I was asked to help chair an amazing student conference on food systems and sustainability this weekend, and it ended up being a total pleasure. There is something that seems so revolutionary about people my age farming — and doing so with such an up-front commitment to the environment, health, anti-poverty work, and sustainable business.
Dr. Satoshi Ikeda spoke on one of the panels and he’s one of those people where when he speaks, you find yourself accidentally nodding along with every word and grinning in the middle of a lecture. He’s just got a ton of hope and vision, and he was talking about how there’s a need for people to take on roles as “connectors” in this new movement for sustainable food systems. I wish I had a word-for-word copy of what he said, but to do some heavy/creative paraphrasing, it was basically something like this:
“A long time ago, we use to have villages and arranged marriages and there would be a nosy old woman who knew everything about everyone, everything about you.
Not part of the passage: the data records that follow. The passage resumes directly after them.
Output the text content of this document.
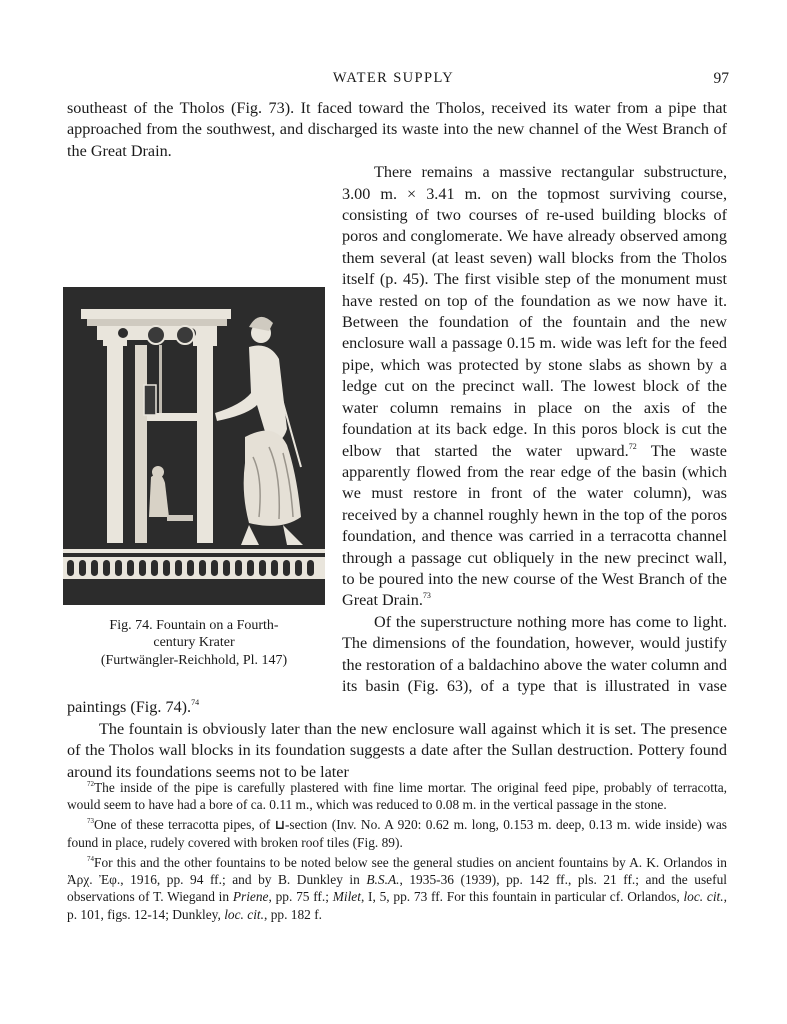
WATER SUPPLY	97

southeast of the Tholos (Fig. 73). It faced toward the Tholos, received its water from a pipe that approached from the southwest, and discharged its waste into the new channel of the West Branch of the Great Drain.

There remains a massive rectangular substructure, 3.00 m. × 3.41 m. on the topmost surviving course, consisting of two courses of re-used building blocks of poros and conglomerate. We have already observed among them several (at least seven) wall blocks from the Tholos itself (p. 45). The first visible step of the monument must have rested on top of the foundation as we now have it. Between the foundation of the fountain and the new enclosure wall a passage 0.15 m. wide was left for the feed pipe, which was protected by stone slabs as shown by a ledge cut on the precinct wall. The lowest block of the water column remains in place on the axis of the foundation at its back edge. In this poros block is cut the elbow that started the water upward.$^{72}$ The waste apparently flowed from the rear edge of the basin (which we must restore in front of the water column), was received by a channel roughly hewn in the top of the poros foundation, and thence was carried in a terracotta channel through a passage cut obliquely in the new precinct wall, to be poured into the new course of the West Branch of the Great Drain.$^{73}$

Of the superstructure nothing more has come to light. The dimensions of the foundation, however, would justify the restoration of a baldachino above the water column and its basin (Fig. 63), of a type that is illustrated in vase paintings (Fig. 74).$^{74}$

The fountain is obviously later than the new enclosure wall against which it is set. The presence of the Tholos wall blocks in its foundation suggests a date after the Sullan destruction. Pottery found around its foundations seems not to be later

Fig. 74. Fountain on a Fourth-
century Krater
(Furtwängler-Reichhold, Pl. 147)

$^{72}$The inside of the pipe is carefully plastered with fine lime mortar. The original feed pipe, probably of terracotta, would seem to have had a bore of ca. 0.11 m., which was reduced to 0.08 m. in the vertical passage in the stone.

$^{73}$One of these terracotta pipes, of ⊔-section (Inv. No. A 920: 0.62 m. long, 0.153 m. deep, 0.13 m. wide inside) was found in place, rudely covered with broken roof tiles (Fig. 89).

$^{74}$For this and the other fountains to be noted below see the general studies on ancient fountains by A. K. Orlandos in Ἀρχ. Ἐφ., 1916, pp. 94 ff.; and by B. Dunkley in B.S.A., 1935-36 (1939), pp. 142 ff., pls. 21 ff.; and the useful observations of T. Wiegand in Priene, pp. 75 ff.; Milet, I, 5, pp. 73 ff. For this fountain in particular cf. Orlandos, loc. cit., p. 101, figs. 12-14; Dunkley, loc. cit., pp. 182 f.
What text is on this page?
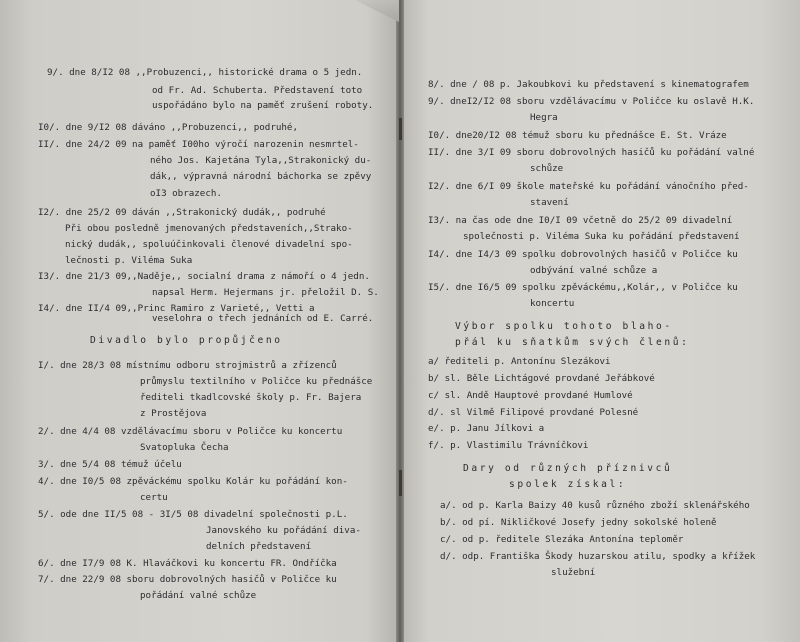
9/. dne 8/I2 08 ,,Probuzenci,, historické drama o 5 jedn.
od Fr. Ad. Schuberta. Představení toto
uspořádáno bylo na paměť zrušení roboty.
I0/. dne 9/I2 08 dáváno ,,Probuzenci,, podruhé,
II/. dne 24/2 09 na paměť I00ho výročí narozenin nesmrtel-
ného Jos. Kajetána Tyla,,Strakonický du-
dák,, výpravná národní báchorka se zpěvy
oI3 obrazech.
I2/. dne 25/2 09 dáván ,,Strakonický dudák,, podruhé
Při obou posledně jmenovaných představeních,,Strako-
nický dudák,, spoluúčinkovali členové divadelní spo-
lečnosti p. Viléma Suka
I3/. dne 21/3 09,,Naděje,, socialní drama z námoří o 4 jedn.
napsal Herm. Hejermans jr. přeložil D. S.
I4/. dne II/4 09,,Princ Ramiro z Varieté,, Vetti a
veselohra o třech jednáních od E. Carré.
Divadlo bylo propůjčeno
I/. dne 28/3 08 místnímu odboru strojmistrů a zřízenců
průmyslu textilního v Poličce ku přednášce
řediteli tkadlcovské školy p. Fr. Bajera
z Prostějova
2/. dne 4/4 08 vzdělávacímu sboru v Poličce ku koncertu
Svatopluka Čecha
3/. dne 5/4 08 témuž účelu
4/. dne I0/5 08 zpěváckému spolku Kolár ku pořádání kon-
certu
5/. ode dne II/5 08 - 3I/5 08 divadelní společnosti p.L.
Janovského ku pořádání diva-
delních představení
6/. dne I7/9 08 K. Hlaváčkovi ku koncertu FR. Ondříčka
7/. dne 22/9 08 sboru dobrovolných hasičů v Poličce ku
pořádání valné schůze
8/. dne / 08 p. Jakoubkovi ku představení s kinematografem
9/. dneI2/I2 08 sboru vzdělávacímu v Poličce ku oslavě H.K.
Hegra
I0/. dne20/I2 08 témuž sboru ku přednášce E. St. Vráze
II/. dne 3/I 09 sboru dobrovolných hasičů ku pořádání valné
schůze
I2/. dne 6/I 09 škole mateřské ku pořádání vánočního před-
stavení
I3/. na čas ode dne I0/I 09 včetně do 25/2 09 divadelní
společnosti p. Viléma Suka ku pořádání představení
I4/. dne I4/3 09 spolku dobrovolných hasičů v Poličce ku
odbývání valné schůze a
I5/. dne I6/5 09 spolku zpěváckému,,Kolár,, v Poličce ku
koncertu
Výbor spolku tohoto blaho-
přál ku sňatkům svých členů:
a/ řediteli p. Antonínu Slezákovi
b/ sl. Běle Lichtágové provdané Jeřábkové
c/ sl. Andě Hauptové provdané Humlové
d/. sl Vilmě Filipové provdané Polesné
e/. p. Janu Jílkovi a
f/. p. Vlastimilu Trávníčkovi
Dary od různých příznivců
spolek získal:
a/. od p. Karla Baizy 40 kusů různého zboží sklenářského
b/. od pí. Nikličkové Josefy jedny sokolské holeně
c/. od p. ředitele Slezáka Antonína teploměr
d/. odp. Františka Škody huzarskou atilu, spodky a křížek
služební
She couldn’t care less about your privacy at all. But she was very good, she brought couples together, she knew how to match and connect different people with so much skill. We don’t have this anymore. We don’t have people like her. Instead we have online dating. When I say we need people to act as connectors, to refer people between projects and organizations, I don’t want us to do that with the computer. I don’t want to make the online dating of community connections. I want us to all become that old lady, I try to be her.”
I want to be the nosy old woman too.